Art class often gets judged by what’s on display: clay animals, bold collages, or intricate self-portraits. Those are the projects—they look great on bulletin boards and in portfolios. But the real value? That’s in the lesson.

So here’s the essential question: Is the final product more important than the learning process behind it?



The Project: Visible, Engaging, But Sometimes Hollow

Projects:

  • Give students a sense of pride and purpose

  • Show visible progress

  • Get attention from parents, principals, and community members

But here’s the catch: a polished piece can mask shallow learning. Students may remember what they made, not how they grew.

Projects are engaging, but they don’t always stick.


The Lesson: Subtle, Lasting, and Transformational

The lesson is often invisible—but it’s where the real learning happens:

  • How to observe more deeply

  • How to revise with intention

  • How to think creatively and independently

These are skills that shape artistic identity far beyond a single assignment.

Lessons outlast the work. They become part of who the student is.



Project vs. Lesson: What’s Really at Stake?

The Project

The Lesson

Visually rewarding

Mentally and emotionally rewarding

Focused on product

Focused on process

Celebrated publicly

Internalized privately

Builds short-term confidence

Builds long-term creative growth


It’s not a competition—it’s a relationship. The best classrooms use projects to deliver lessons, not just decorate walls.


How to Align Projects with Learning Goals

To make sure you’re not sacrificing depth for display:

Start with the learning outcome.Design the project backward from the skill or mindset you want students to gain.

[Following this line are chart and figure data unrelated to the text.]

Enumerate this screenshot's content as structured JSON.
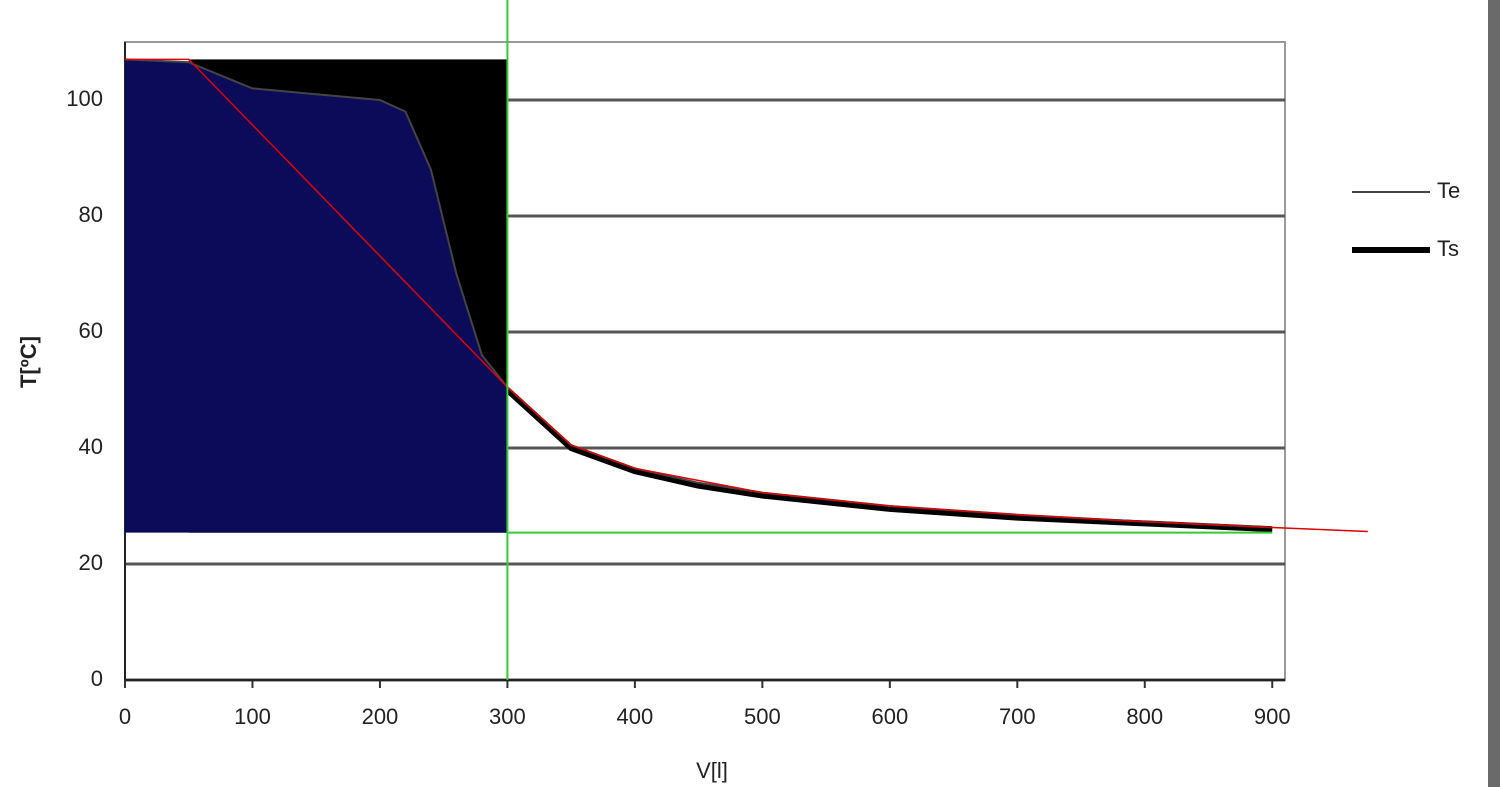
{
  "chart_data": {
    "type": "line",
    "x_label": "V[l]",
    "y_label": "T[ºC]",
    "x": [
      0,
      50,
      100,
      150,
      200,
      220,
      240,
      260,
      280,
      300,
      350,
      400,
      450,
      500,
      600,
      700,
      800,
      900
    ],
    "series": [
      {
        "name": "Te",
        "color": "#444444",
        "width": 2,
        "values": [
          107,
          106.5,
          102,
          101,
          100,
          98,
          88,
          70,
          56,
          50.5,
          40.5,
          36.5,
          34,
          32.3,
          30,
          28.5,
          27.3,
          26.3
        ]
      },
      {
        "name": "Ts",
        "color": "#000000",
        "width": 6,
        "values": [
          null,
          null,
          null,
          null,
          null,
          null,
          null,
          null,
          null,
          50,
          40,
          36,
          33.5,
          31.8,
          29.5,
          28,
          27,
          26
        ]
      }
    ],
    "xlim": [
      0,
      910
    ],
    "ylim": [
      0,
      110
    ],
    "xticks": [
      0,
      100,
      200,
      300,
      400,
      500,
      600,
      700,
      800,
      900
    ],
    "yticks": [
      0,
      20,
      40,
      60,
      80,
      100
    ],
    "grid": true,
    "legend": "right",
    "overlays": {
      "black_fill": {
        "color": "#000000",
        "x": [
          50,
          300
        ],
        "y": [
          25.4,
          107
        ]
      },
      "navy_fill": {
        "color": "#0b0b5a",
        "x_end": 300,
        "y_floor": 25.4
      },
      "red_line": {
        "color": "#dd0000",
        "x": [
          0,
          50,
          300,
          350,
          400,
          500,
          600,
          700,
          800,
          900,
          975
        ],
        "y": [
          107,
          107,
          50.5,
          40.5,
          36.5,
          32.3,
          30,
          28.5,
          27.3,
          26.3,
          25.6
        ]
      },
      "green_lines": {
        "color": "#33cc33",
        "x": 300,
        "y": 25.4
      }
    }
  }
}
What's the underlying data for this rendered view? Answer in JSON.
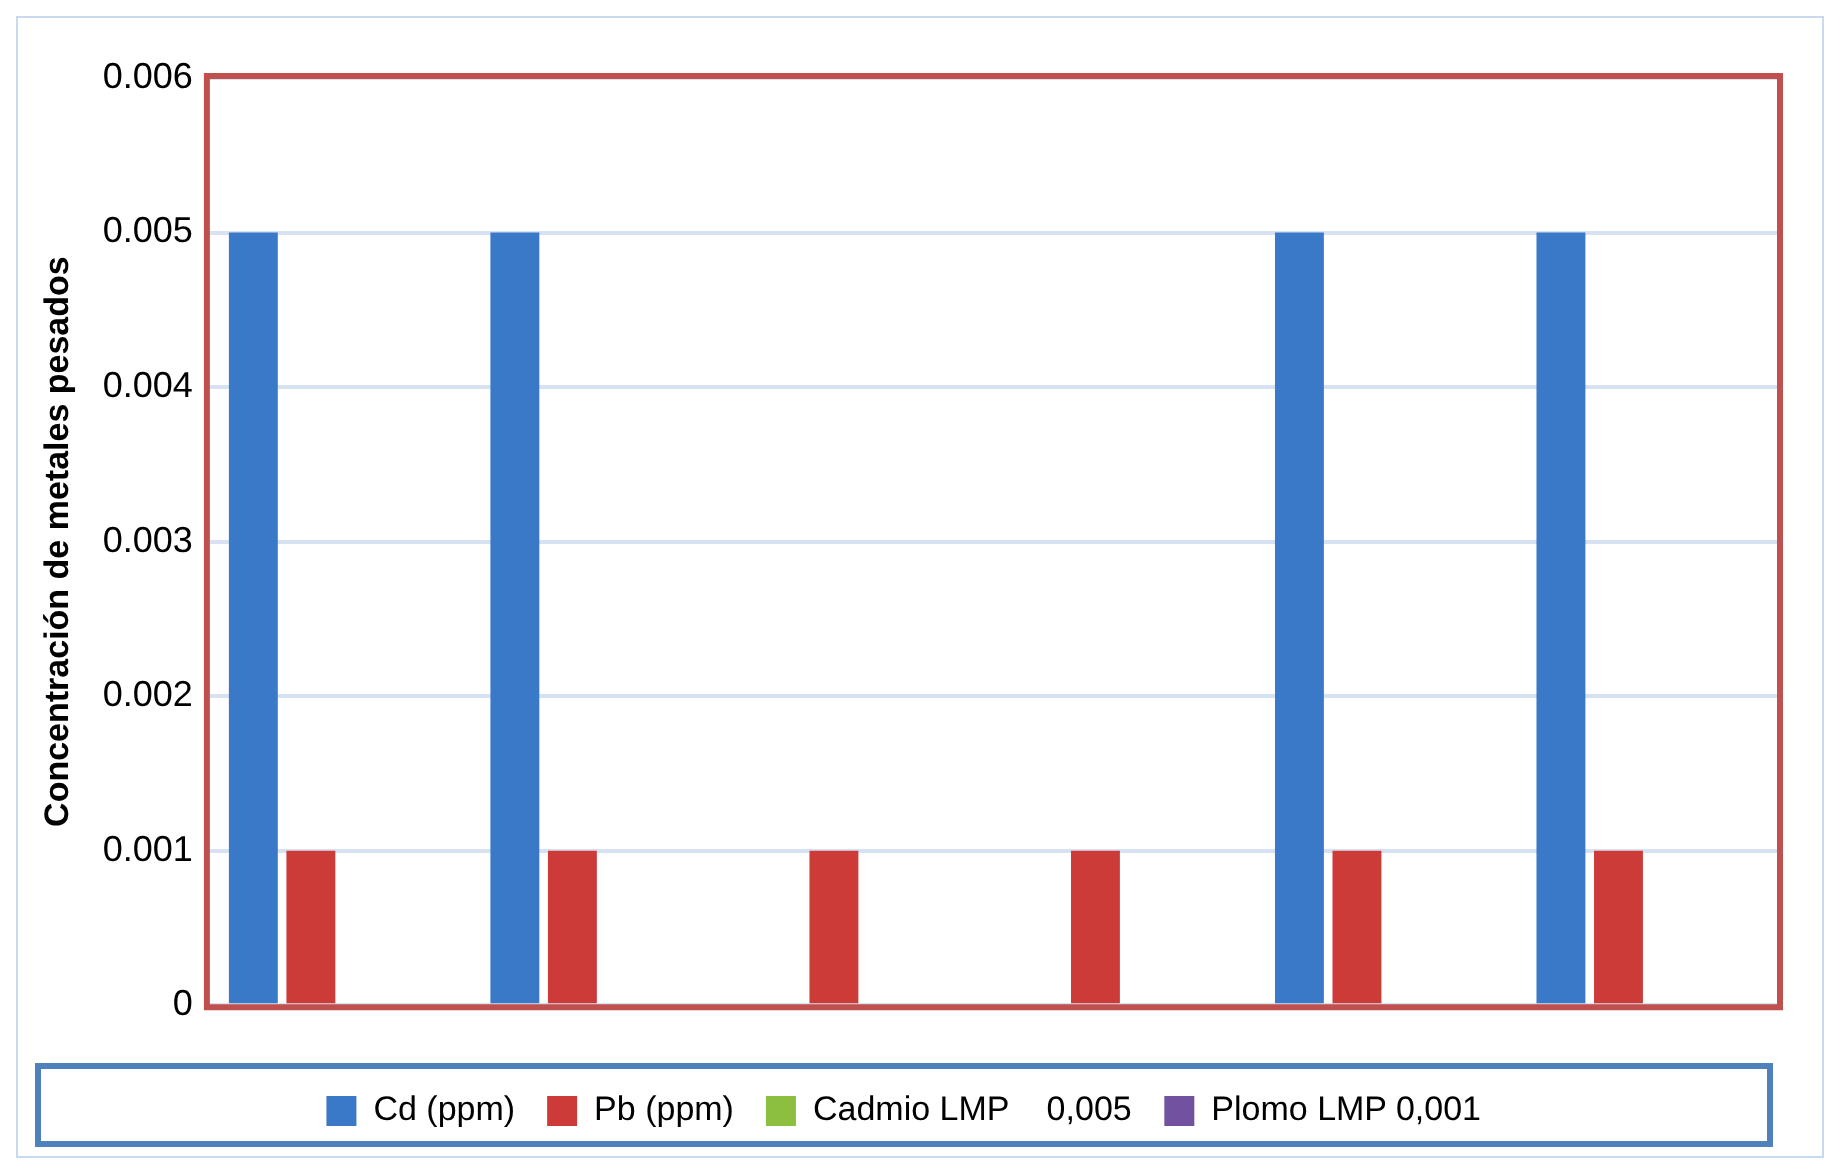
{
  "chart_data": {
    "type": "bar",
    "ylabel": "Concentración de metales pesados",
    "categories": [
      null,
      null,
      null,
      null,
      null,
      null
    ],
    "series": [
      {
        "name": "Cd (ppm)",
        "color": "#3a78c8",
        "values": [
          0.005,
          0.005,
          null,
          null,
          0.005,
          0.005
        ]
      },
      {
        "name": "Pb (ppm)",
        "color": "#cc3b38",
        "values": [
          0.001,
          0.001,
          0.001,
          0.001,
          0.001,
          0.001
        ]
      },
      {
        "name": "Cadmio LMP    0,005",
        "color": "#8cbf3f",
        "values": [
          null,
          null,
          null,
          null,
          null,
          null
        ]
      },
      {
        "name": "Plomo LMP 0,001",
        "color": "#7251a0",
        "values": [
          null,
          null,
          null,
          null,
          null,
          null
        ]
      }
    ],
    "ylim": [
      0,
      0.006
    ],
    "yticks": [
      0,
      0.001,
      0.002,
      0.003,
      0.004,
      0.005,
      0.006
    ],
    "grid": "y",
    "legend": "bottom"
  }
}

Make process visible.Use sketchbooks, process photos, journaling, and critique cycles to show what’s happening behind the scenes.

Encourage reflection.Ask students:

  • “What did you discover in this process?”

  • “What changed from your original plan?”

  • “What artistic risk did you take, and what did you learn from it?”


Final Thought: The Fridge vs. the Future

That project may hang on the fridge for a few weeks. But the lesson—how to observe, take risks, revise, and reflect—that’s what endures.

If you're teaching for long-term growth, lead with the lesson. Let the project serve the purpose, not become the purpose.


What do you prioritize—projects or lessons?